5 thoughts on “What Do You Do with a Drunken Pater?

  1. Finley. What can you say. What an ever loving JACK-ASS.

    … If that’s the best idea, idea… I’m gonna invest in manure proof umbrellas and keep an eye out for bunnies and horsemen. >_<'

    Maybe he'll do them all a favor and drop into a cesspit while drunk and have a fitting end. *shakes head*

    • Yes, Yes, he is indeed an ever-loving jackass.

      Well, it is the best idea from Finley’s perspective. Ailís and Neil would be easier to manipulate and get under his thumb than, say, Joyce and Berach. Also, he has a point about the house not being all that great … granted, that’s me as the player talking … God, I hate that house. The fact that I built it only make it worse.

      Yeesh! If you don’t like him now, you really aren’t going to like him in a few posts from now!

      Thanks, Andavri!

  2. Yikes, the way Finley was all over Ailis was way creepy. Please tell me he didn’t do anything like that to her when she was still living with him and Lile 😯

    Neil is awesome. And certainly not a fool.

    I wonder if Albion has any equivalent to a nursing home. “We care so you don’t have to” XD

    • He was always the most physically affectionate with Ailís, and Ailís always got the least of the physical abuse. I also imagine that if there were any guilt-stricken fits of drunken crying, Finley would have been holding onto Ailís like his teddy bear, not one of the boys. However, Finley never meant anything sexual by it. Was it still creepy? I think so. Most of the reason why he was doing it was to try to manipulate her, except for during those guilt-stricken crying episodes.

      Well, in the Middle Ages, older men and women could retire into a monastery or nunnery. That’s why many of the first hospitals developed alongside the abbeys: they needed someplace to care for the old, sick people they got. However, I’m pretty sure that retiring into a monastery required a substantial donation. That’s definitely how it’s going to work in Albion.
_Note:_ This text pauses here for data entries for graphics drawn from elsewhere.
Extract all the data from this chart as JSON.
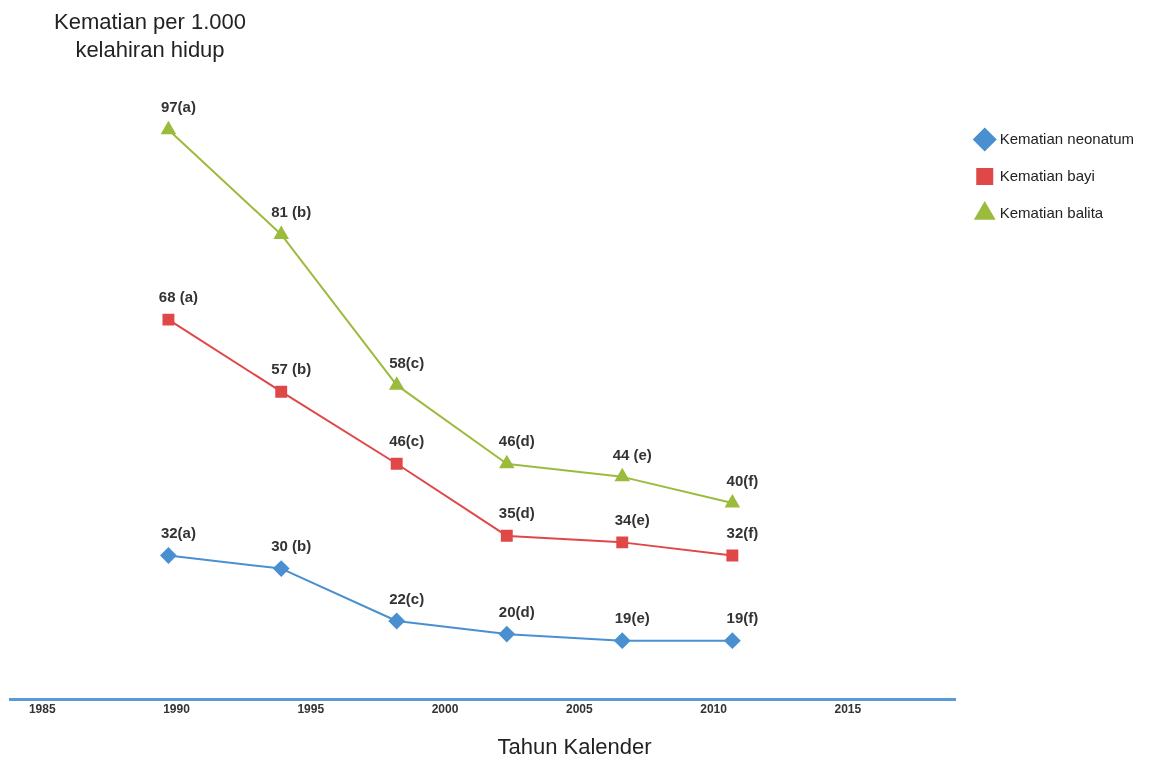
{
  "chart_data": {
    "type": "line",
    "ylabel": "Kematian per 1.000 kelahiran hidup",
    "xlabel": "Tahun Kalender",
    "x": [
      1989.7,
      1993.9,
      1998.2,
      2002.3,
      2006.6,
      2010.7
    ],
    "xlim": [
      1983.8,
      2019
    ],
    "xticks": [
      1985,
      1990,
      1995,
      2000,
      2005,
      2010,
      2015
    ],
    "tick_labels": "x",
    "grid": false,
    "legend": "top right",
    "series": [
      {
        "name": "Kematian neonatum",
        "color": "#4a90d0",
        "marker": "diamond",
        "values": [
          32,
          30,
          22,
          20,
          19,
          19
        ],
        "value_labels": [
          "32(a)",
          "30 (b)",
          "22(c)",
          "20(d)",
          "19(e)",
          "19(f)"
        ]
      },
      {
        "name": "Kematian bayi",
        "color": "#e04848",
        "marker": "square",
        "values": [
          68,
          57,
          46,
          35,
          34,
          32
        ],
        "value_labels": [
          "68 (a)",
          "57 (b)",
          "46(c)",
          "35(d)",
          "34(e)",
          "32(f)"
        ]
      },
      {
        "name": "Kematian balita",
        "color": "#9bbb3c",
        "marker": "triangle",
        "values": [
          97,
          81,
          58,
          46,
          44,
          40
        ],
        "value_labels": [
          "97(a)",
          "81 (b)",
          "58(c)",
          "46(d)",
          "44 (e)",
          "40(f)"
        ]
      }
    ]
  }
}
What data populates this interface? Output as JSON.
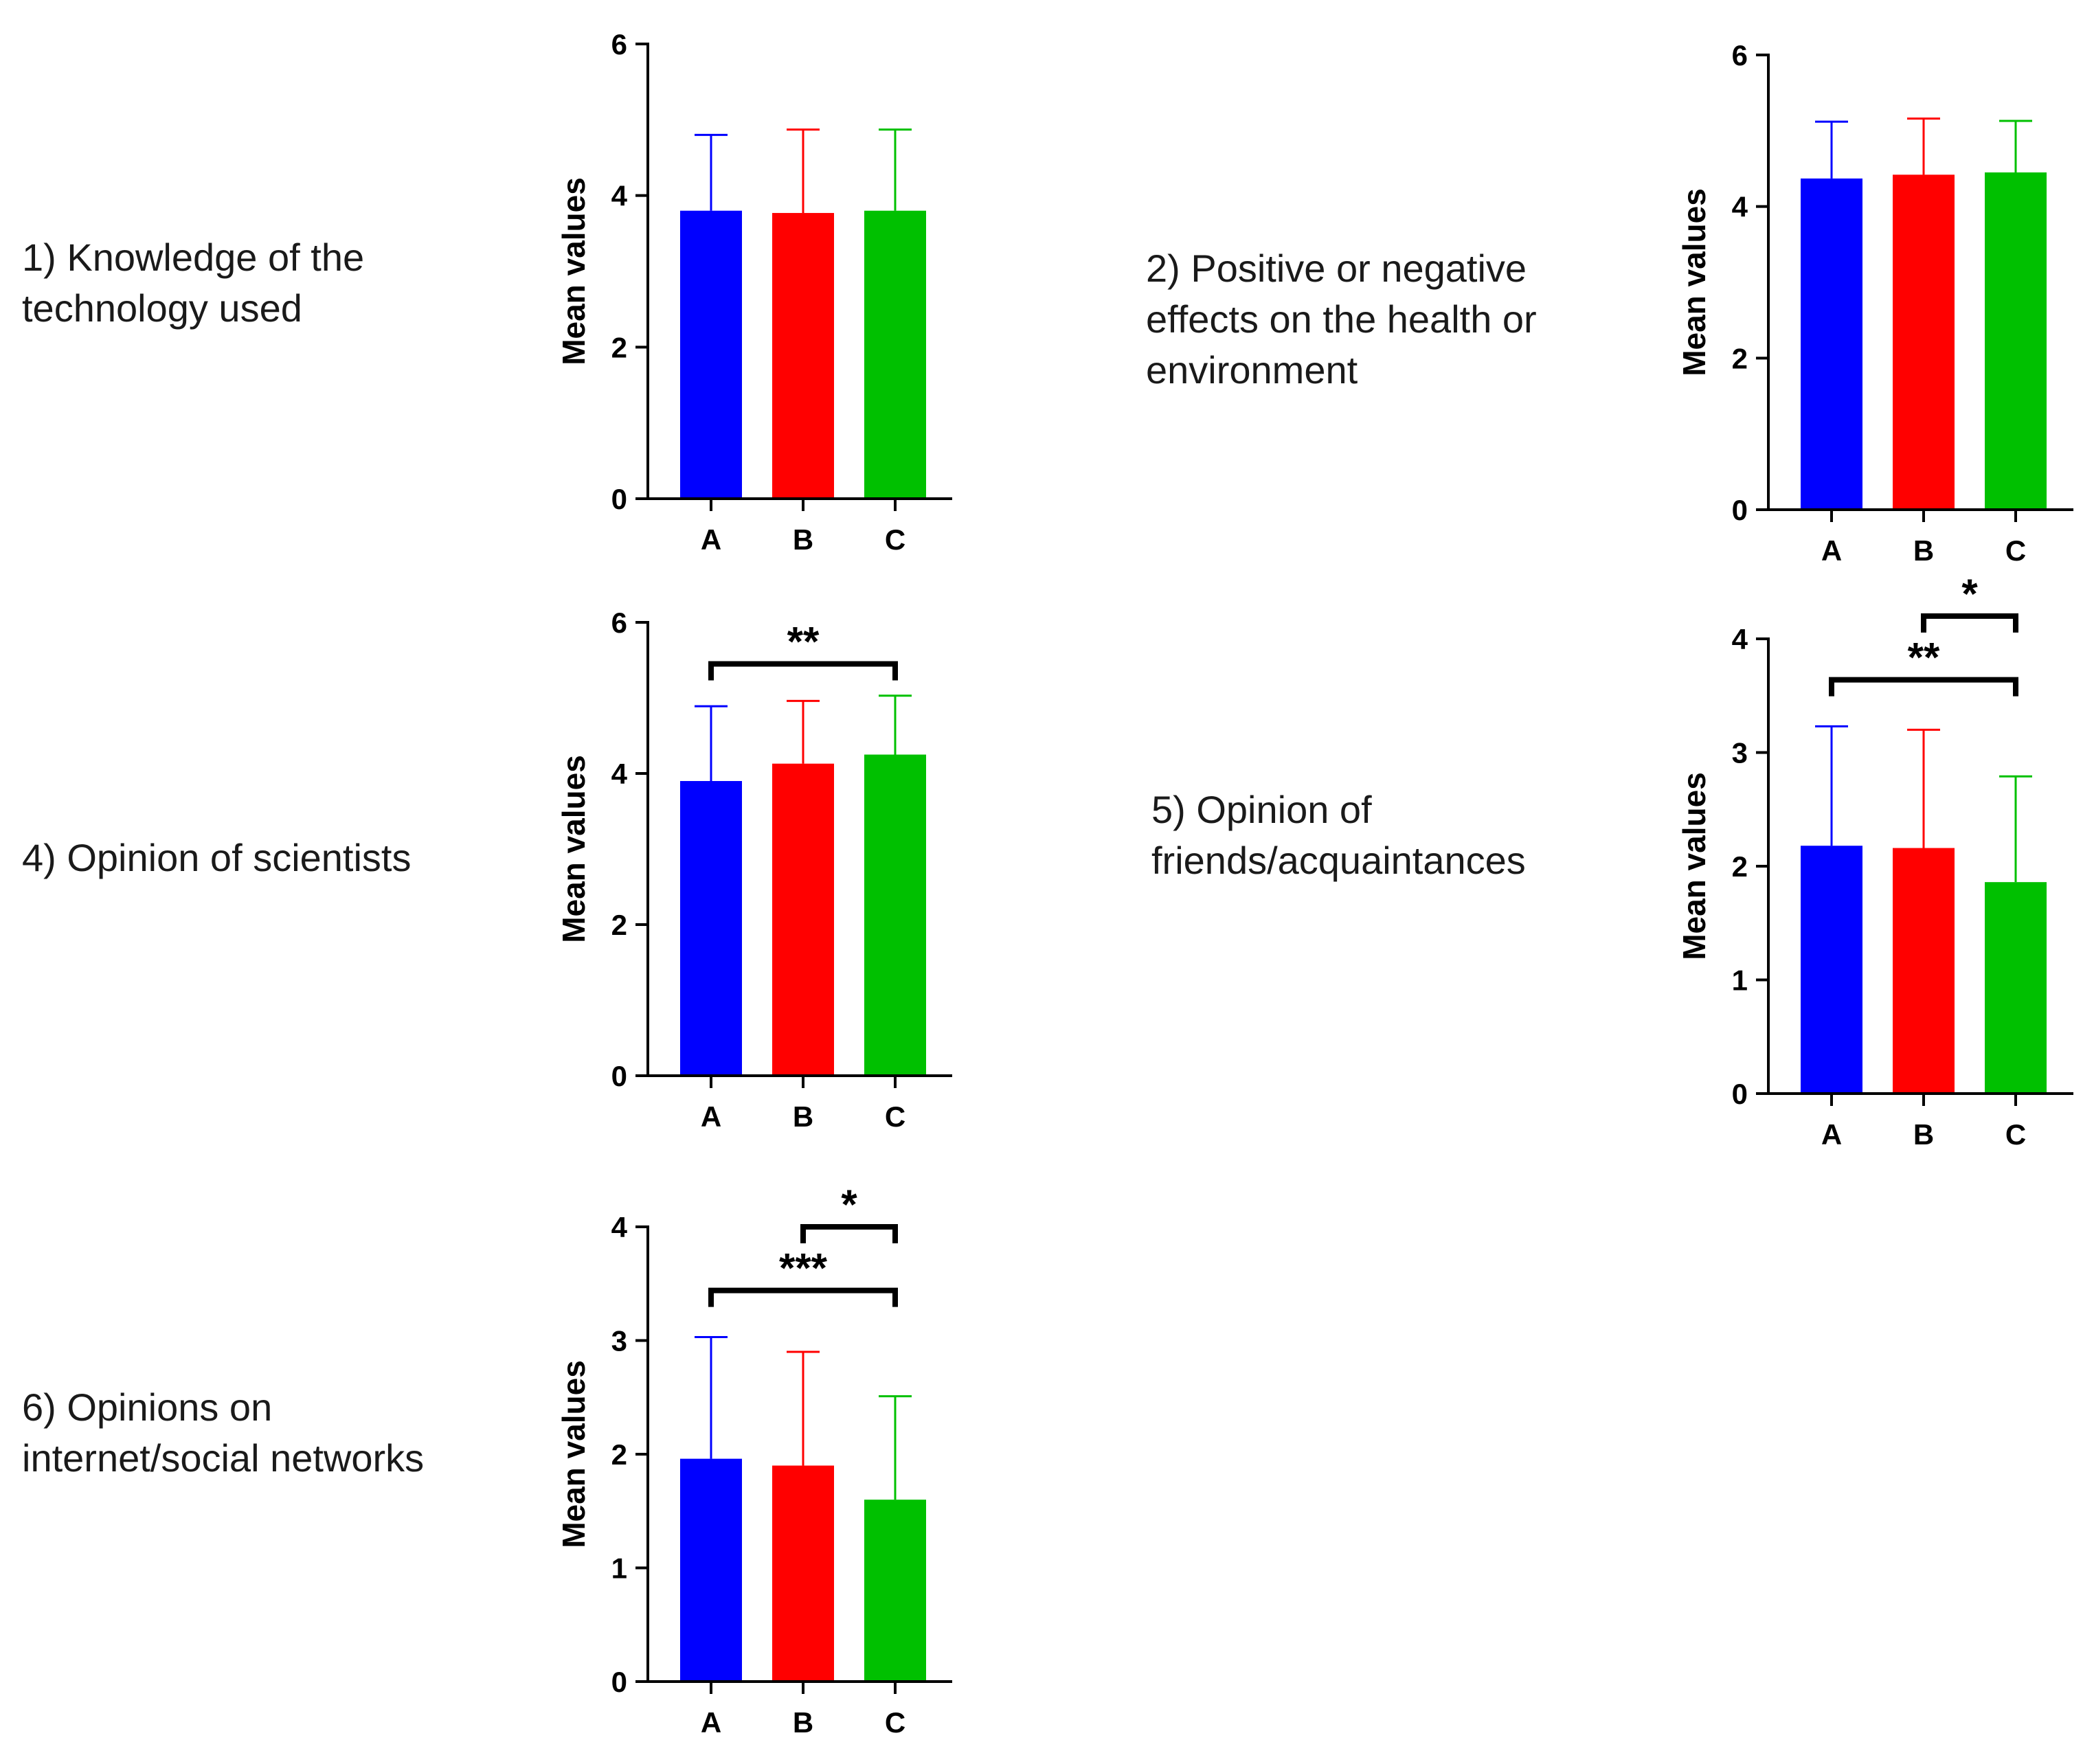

Finley doesn’t have that kind of money: his major wealth is in his house and farm, neither of which he can sell to get the cash necessary to retire into the monastery. Well, ok, if he had the cash to free himself, he could sell it back to Pellinore, but he doesn’t have that cash. There are also no other indentured families to whom he could sell it. (Erin couldn’t afford a house that size and doesn’t need it anyway.)

      So, in other words, Albion is a lot like the world today: yes, there are nursing homes; however, you need a lot of money to get into a good one, and there’s no state-run crappy “equivalent” for you if you don’t have money. 😉

      Thanks, Van!

  3. Finley sure has some nerves! They better not move in with him. Neil did (does) work hard to provide for his family and he doesn’t need drunk Finley wasting Neils hard earned money on booze etc.